Human Factors/ Usability is the analysis of how people interact with medical devices. The process of conducting rigorous human factors studies throughout the design process, integrating it with the device risk analysis and design process, and validating the effectiveness of the studies will be explained.
In this webinar various types and methods of human factors analysis will be explained. This process conforms to the new ISO 62366 standard and the new FDA Guidance document.
Areas Covered in the session:
- User error versus use error
- Use related hazards and risk analysis
- User profiles
- Use scenarios
- Step by step human factors program development
Why Should You Attend?
The FDA will only approve devices which are designed so that it is practically impossible for people to accidentally harm themselves even if they use the device improperly.
The FDA has replaced the term “user error” with “use error”. This means that use error is considered by the FDA to be a device nonconformity because human factors should be considered in the design process.

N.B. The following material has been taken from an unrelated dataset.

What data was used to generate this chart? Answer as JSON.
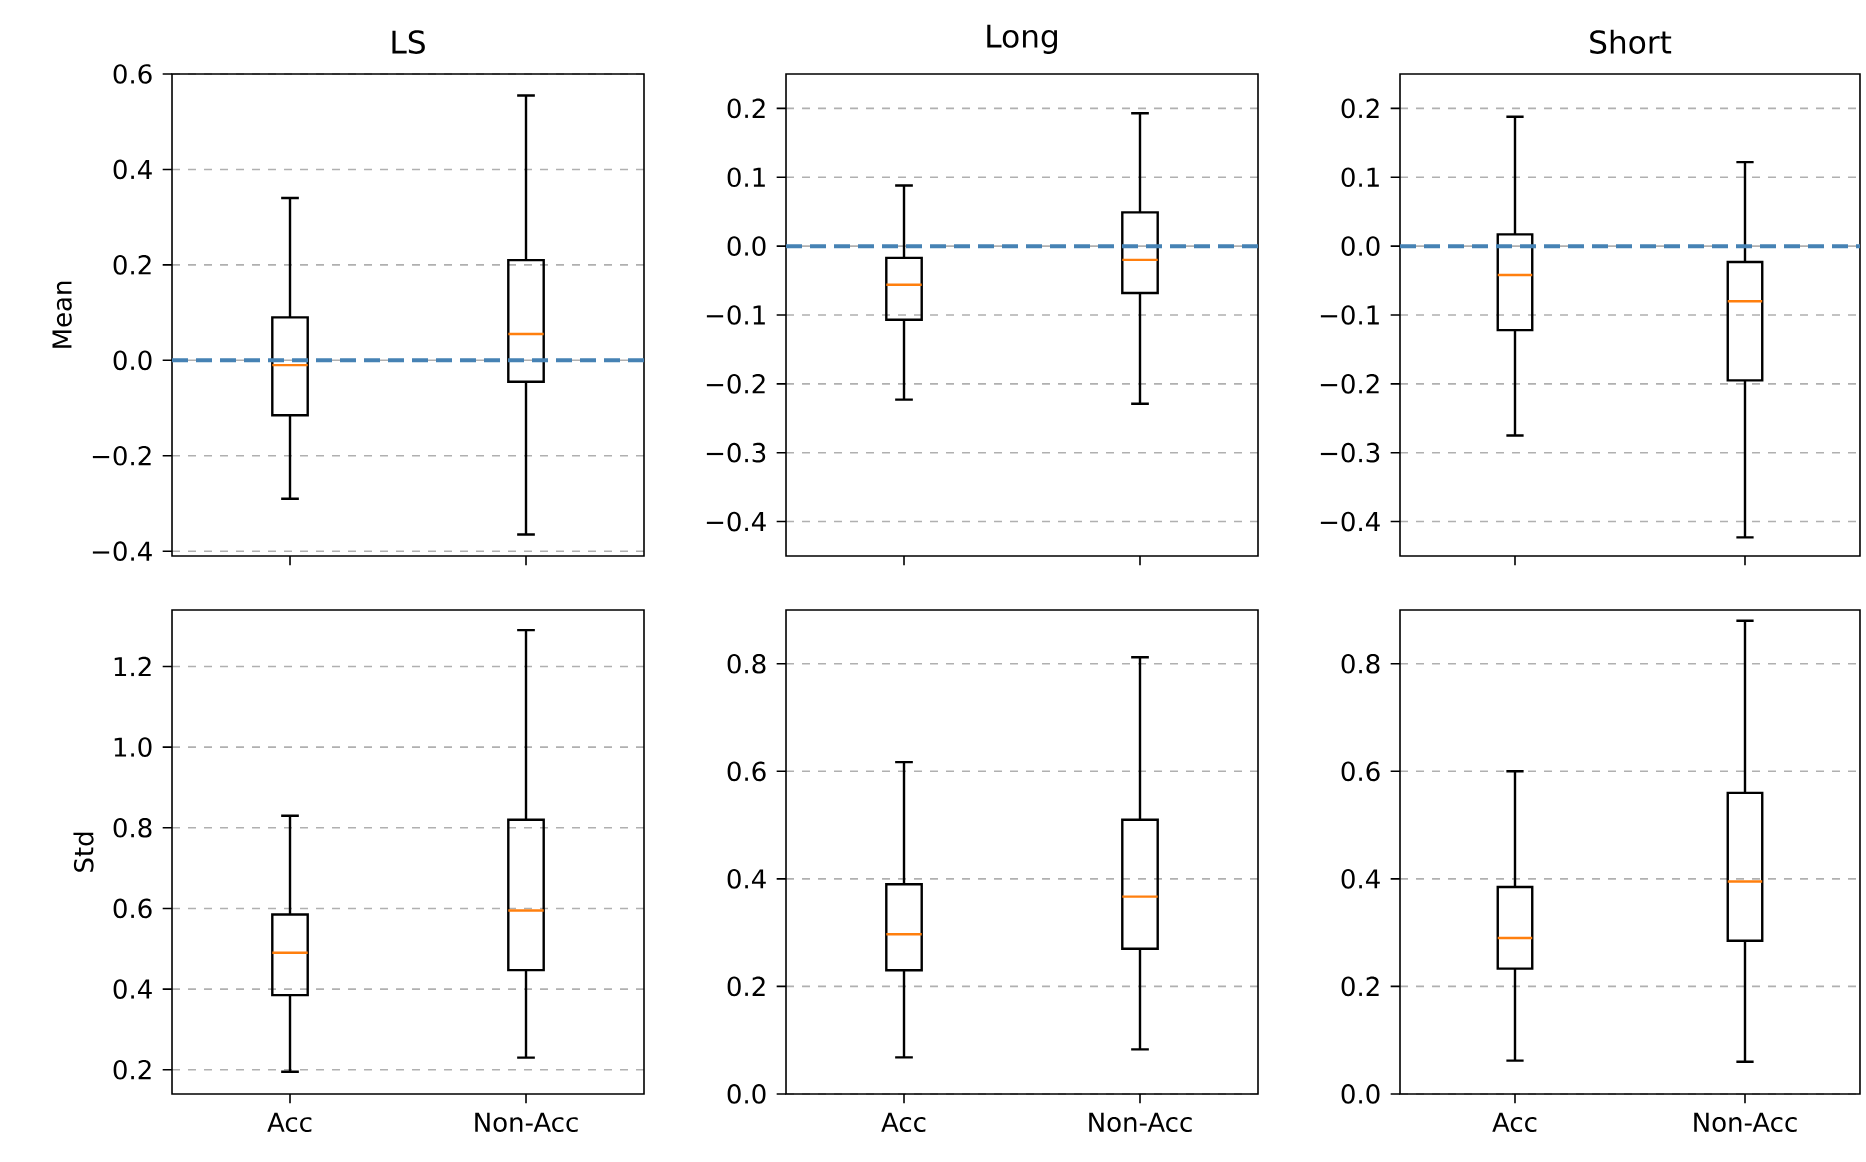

The burden is on the device designer to create an “idiot proof” product.
Who will Benefit?
- Engineer management
- Quality assurance
- Regulatory Professionals
Edwin Waldbusser is a consultant retired from industry after 20 years in management of development of medical devices (5 patents). He has been consulting in the US and internationally in the areas of design control, risk analysis and software validation for the past 11 years.
Mr. Waldbusser has a BS in Mechanical Engineering and an MBA. He is a Lloyds of London certified ISO 9000 Lead Auditor and a member of the Thomson Reuters Expert Witness network.